To study the possibly complicated behavior of three-dimensional systems, there is no better place to begin than with the famous model proposed by Lorenz in 1963. Before this model appeared, the only types of stable attractors known in differential equations were fixed points and closed trajectories. This model illustrates in particular the sensitive dependence on intial conditions, also known by the large public as the `butterfly effect’ (an expression coined by Lorenz himself).

The Lorenz system is given by the equations

$$ \begin{cases} \dot{x} = \sigma (y-x)\\ \dot{y}=\rho x-y -xz\\ \dot{z}=xy-\beta z \end{cases} $$

where $\sigma,\rho$ and $\beta$ are positive parameters. The `historical values’ (those used by Lorenz in his paper) are $\sigma=10$, $\beta=8/3$ et $\rho=28$.

Explaining how Lorenz got his equations would lead us away. We content ourselves with a few words. Lorenz was interested in setting up a simple model that would explain some of the unpredictable behavior of the weather.

Physical sensible models of atmospheric convection involve partial differential equations, and are extremely complicated to analyze. Lorenz sought a much simpler system. He considered a two-dimensional fluid cell that was heated from below and cooled from above. In Fourier modes, the fluid motion can be described by a system of differential equations involving infinitely many variables. Lorenz made a tremendous simplification by keeping only three variables !

Very roughly speaking, $x$ represents the rate of convective `overturning’, whereas $y$ and $z$ can be thought as the horizontal and vertical temperature, respectively. Notice that $x,y,z$ are thus not representing the position of a point in the ambient space, but instead an abstract three-dimensional phase space.

Regarding the three parameters, $\sigma$ is the Prandtl number (related to the fluid viscosity), $r$ is the Rayleigh number (related to the temperature difference between the top and bottom of the cell, and $b$ is a scaling factor (related to the aspect ratio of the rolls).

In the following digital experiment, you can move the orange bullet which represent the initial condition and then press the `start’ button. You can observe that solutions that start out very differently seem to have the same fate, if we forget the `transient behavior’. They both eventually wind around the symmetric pair of fixed points, alternating at times which point they encircle. This forms a complicated set, the so-called Lorenz attractor, on which solutions stay for ever.

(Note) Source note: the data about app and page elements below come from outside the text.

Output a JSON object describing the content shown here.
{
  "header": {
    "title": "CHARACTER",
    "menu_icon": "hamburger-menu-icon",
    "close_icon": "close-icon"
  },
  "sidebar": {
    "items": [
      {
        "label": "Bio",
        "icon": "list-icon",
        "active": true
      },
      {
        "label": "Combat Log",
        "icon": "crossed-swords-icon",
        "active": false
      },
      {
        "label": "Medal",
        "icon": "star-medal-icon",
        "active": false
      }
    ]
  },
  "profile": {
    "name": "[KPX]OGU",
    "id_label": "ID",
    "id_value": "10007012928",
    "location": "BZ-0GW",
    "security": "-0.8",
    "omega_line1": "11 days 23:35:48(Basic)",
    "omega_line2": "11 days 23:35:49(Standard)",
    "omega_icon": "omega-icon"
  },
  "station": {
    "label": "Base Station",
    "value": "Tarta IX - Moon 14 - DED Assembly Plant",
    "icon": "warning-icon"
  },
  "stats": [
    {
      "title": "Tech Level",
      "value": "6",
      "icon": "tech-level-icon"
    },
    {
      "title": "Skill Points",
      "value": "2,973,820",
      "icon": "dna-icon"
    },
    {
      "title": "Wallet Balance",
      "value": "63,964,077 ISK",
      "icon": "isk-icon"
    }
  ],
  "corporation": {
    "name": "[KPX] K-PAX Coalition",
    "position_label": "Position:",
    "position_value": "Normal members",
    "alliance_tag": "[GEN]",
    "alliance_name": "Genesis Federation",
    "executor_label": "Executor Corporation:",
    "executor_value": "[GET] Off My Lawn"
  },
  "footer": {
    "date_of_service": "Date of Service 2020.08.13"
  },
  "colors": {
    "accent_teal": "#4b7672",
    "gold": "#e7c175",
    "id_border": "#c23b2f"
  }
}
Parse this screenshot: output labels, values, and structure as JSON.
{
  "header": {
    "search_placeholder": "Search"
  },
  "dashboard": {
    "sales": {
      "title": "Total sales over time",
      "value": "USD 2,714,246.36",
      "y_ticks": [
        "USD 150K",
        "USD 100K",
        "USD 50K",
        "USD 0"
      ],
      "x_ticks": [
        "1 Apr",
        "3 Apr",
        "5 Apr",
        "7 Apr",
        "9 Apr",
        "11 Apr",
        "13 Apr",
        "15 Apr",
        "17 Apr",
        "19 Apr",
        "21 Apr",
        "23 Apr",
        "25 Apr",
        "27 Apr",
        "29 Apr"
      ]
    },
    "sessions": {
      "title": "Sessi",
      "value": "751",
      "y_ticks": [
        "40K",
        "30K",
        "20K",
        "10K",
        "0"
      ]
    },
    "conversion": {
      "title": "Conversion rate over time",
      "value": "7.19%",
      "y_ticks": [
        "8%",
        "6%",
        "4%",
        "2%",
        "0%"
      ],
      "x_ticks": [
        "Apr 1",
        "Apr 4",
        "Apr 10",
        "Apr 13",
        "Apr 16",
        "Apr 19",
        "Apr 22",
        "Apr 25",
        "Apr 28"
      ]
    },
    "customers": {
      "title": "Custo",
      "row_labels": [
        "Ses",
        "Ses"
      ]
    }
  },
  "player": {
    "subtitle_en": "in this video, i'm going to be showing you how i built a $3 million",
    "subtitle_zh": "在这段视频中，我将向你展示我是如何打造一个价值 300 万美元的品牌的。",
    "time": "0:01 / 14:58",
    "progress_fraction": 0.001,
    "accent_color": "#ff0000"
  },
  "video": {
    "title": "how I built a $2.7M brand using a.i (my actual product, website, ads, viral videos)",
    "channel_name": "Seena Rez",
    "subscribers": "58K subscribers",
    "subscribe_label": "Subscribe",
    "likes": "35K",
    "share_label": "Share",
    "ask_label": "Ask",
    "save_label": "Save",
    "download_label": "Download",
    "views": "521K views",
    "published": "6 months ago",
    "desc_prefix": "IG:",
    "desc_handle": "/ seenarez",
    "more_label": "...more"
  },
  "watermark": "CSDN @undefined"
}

The previous experiment can be misleading because it can leave the impression that if you start with two very close initial conditions, the resulting solutions travel very close to each other, before they get on the attractor but also once they are on it. The following experiment shows that this is false ! This time you can see how to initially close points evolve on the attractor.

You can observe that the two solutions move quite far apart during their journey around the attractor. Moreover, you can see that the trajectories are nearly identical for a certain time period, but then they differ significantly as one solution winds around one of the symmetric fixed points, while the other solution winds around the other one. No matter how close two solutions start, they always move apart in this manner when they are on the attractor. This is sensitive dependence on initial conditions, one of the main features of a chaotic system.

Moreover, we observe that solutions pass from one `lobe’ of the attractor to the other in an apparently unpredictable manner, leading to an irregular oscillation that never repeats : we have an aperiodic motion. This is called deterministic chaos because the equations are deterministic but the solutions can behave in a seemingly random way. Recall that `deterministic’ means, given the present state, the future (and the past) are completely determined. Mathematically, this means that, given an initial condition $(x_0,y_0,z_0)$, there is a unique solution $(x(t),y(t),z(t))$ passing through $(x_0,y_0,z_0)$ at time $t=0$. But, to predict the future evolution, we need to know exactly the initial condition, which is impossible in practice. In a chaotic system, this leads to unpredictability. To illustrate this, consider a tiny blob if initial conditions around $(x_0,y_0,z_0)$. We observe that, rapidly, this blob smears out over the entire attractor ! This means that a tiny error on the initial condition is amplified quickly in such a way that we only know that we are on the attractor, but we don’t know precisely where.